The library was easy to find. Luckily, I was able to park close.

Just inside was a display showcasing some of the guest authors' books. I propped up my Ferradiddledumday poster for a photo op.

Some of the authors—such as Rhonda Caudill, Pam Newberry, Brenda C. Musick, and Dan Delby had arrived at 10. 

Scottie Pritchard and I were scheduled for noon. Brenda and Dan stayed for the afternoon, too. Other than us authors, very few folks were in the library. It was a beautiful day outside and some big events—such as an Easter egg hunt—were happening in town. So we authors made the most of it by sharing our writing experiences and doing readings. Using my Ida B. Peevish voice, I read from Peevish Advice.

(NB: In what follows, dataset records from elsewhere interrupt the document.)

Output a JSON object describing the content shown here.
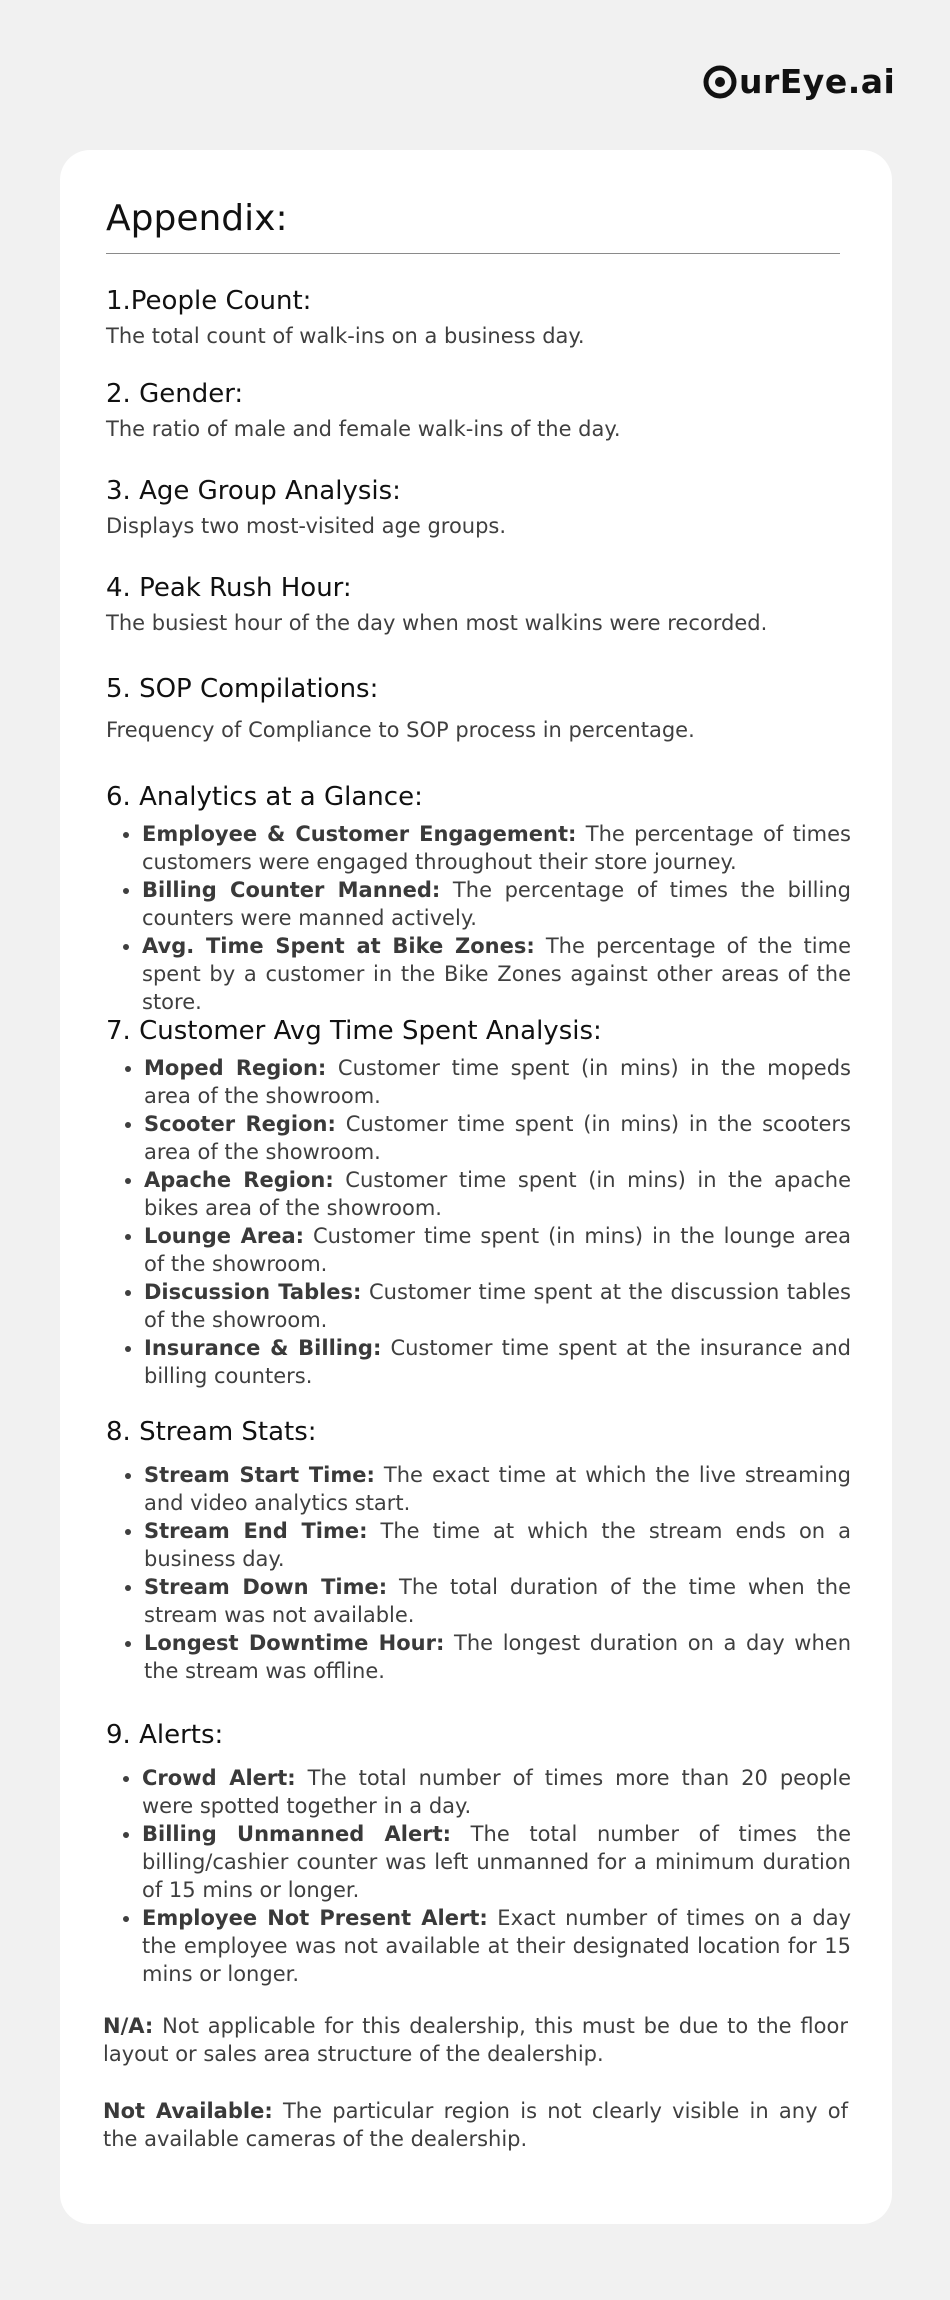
{
  "brand": {
    "logo_text": "urEye.ai"
  },
  "appendix": {
    "title": "Appendix:"
  },
  "sections": [
    {
      "heading": "1.People Count:",
      "description": "The total count of walk-ins on a business day."
    },
    {
      "heading": "2. Gender:",
      "description": "The ratio of male and female walk-ins of the day."
    },
    {
      "heading": "3. Age Group Analysis:",
      "description": "Displays two most-visited age groups."
    },
    {
      "heading": "4. Peak Rush Hour:",
      "description": "The busiest hour of the day when most walkins were recorded."
    },
    {
      "heading": "5. SOP Compilations:",
      "description": "Frequency of Compliance to SOP process in percentage."
    },
    {
      "heading": "6. Analytics at a Glance:",
      "items": [
        {
          "term": "Employee & Customer Engagement:",
          "text": " The percentage of times customers were engaged throughout their store journey."
        },
        {
          "term": "Billing Counter Manned:",
          "text": " The percentage of times the billing counters were manned actively."
        },
        {
          "term": "Avg. Time Spent at Bike Zones:",
          "text": " The percentage of the time spent by a customer in the Bike Zones against other areas of the store."
        }
      ]
    },
    {
      "heading": "7. Customer Avg Time Spent Analysis:",
      "items": [
        {
          "term": "Moped Region:",
          "text": " Customer time spent (in mins) in the mopeds area of the showroom."
        },
        {
          "term": "Scooter Region:",
          "text": " Customer time spent (in mins) in the scooters area of the showroom."
        },
        {
          "term": "Apache Region:",
          "text": " Customer time spent (in mins) in the apache bikes area of the showroom."
        },
        {
          "term": "Lounge Area:",
          "text": " Customer time spent (in mins) in the lounge area of the showroom."
        },
        {
          "term": "Discussion Tables:",
          "text": " Customer time spent at the discussion tables of the showroom."
        },
        {
          "term": "Insurance & Billing:",
          "text": " Customer time spent at the insurance and billing counters."
        }
      ]
    },
    {
      "heading": "8. Stream Stats:",
      "items": [
        {
          "term": "Stream Start Time:",
          "text": " The exact time at which the live streaming and video analytics start."
        },
        {
          "term": "Stream End Time:",
          "text": " The time at which the stream ends on a business day."
        },
        {
          "term": "Stream Down Time:",
          "text": " The total duration of the time when the stream was not available."
        },
        {
          "term": "Longest Downtime Hour:",
          "text": " The longest duration on a day when the stream was offline."
        }
      ]
    },
    {
      "heading": "9. Alerts:",
      "items": [
        {
          "term": "Crowd Alert:",
          "text": " The total number of times more than 20 people were spotted together in a day."
        },
        {
          "term": "Billing Unmanned Alert:",
          "text": " The total number of times the billing/cashier counter was left unmanned for a minimum duration of 15 mins or longer."
        },
        {
          "term": "Employee Not Present Alert:",
          "text": " Exact number of times on a day the employee was not available at their designated location for 15 mins or longer."
        }
      ]
    }
  ],
  "notes": [
    {
      "term": "N/A:",
      "text": " Not applicable for this dealership, this must be due to the floor layout or sales area structure of the dealership."
    },
    {
      "term": "Not Available:",
      "text": " The particular region is not clearly visible in any of the available cameras of the dealership."
    }
  ]
}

Dan Delby, a writer-illustrator of comic books, read a short story about an energy-sucking vampire aboard a space ship.  

Brenda Musick read a selection from her Appalachian novel, One-Eyed Tom: The Trials of an Appalachian Family.

Scottie Prichard read from Under a Blue Bowl, her mother's memoir.

Some of us did a book swap. A big fan of Appalachian lit, I came away with two Appalachian memoirs and an Appalachian novel.

I was tired when I started for home and my legs were starting to swell, but I had no real problems. I stayed on I-81 north all the way to Salem, where I got off on 311 and took the back roads to 220. I'm glad I wasn't heading south! Just past Christiansburg, I saw a major traffic back-up in the southbound lanes that went on for miles. My camera was on the seat beside me, so I picked it up and snapped several pictures.

When I got off at the Salem exit, traffic was still backed up and barely moving. In fact, vehicles were backed up onto Rt. 311 waiting to get on Interstate. I'm glad I was heading the opposite way.

While I arrived home tired and achy, at least I hadn't been stuck in traffic for hours. And I'd had a good time at the Wytheville library.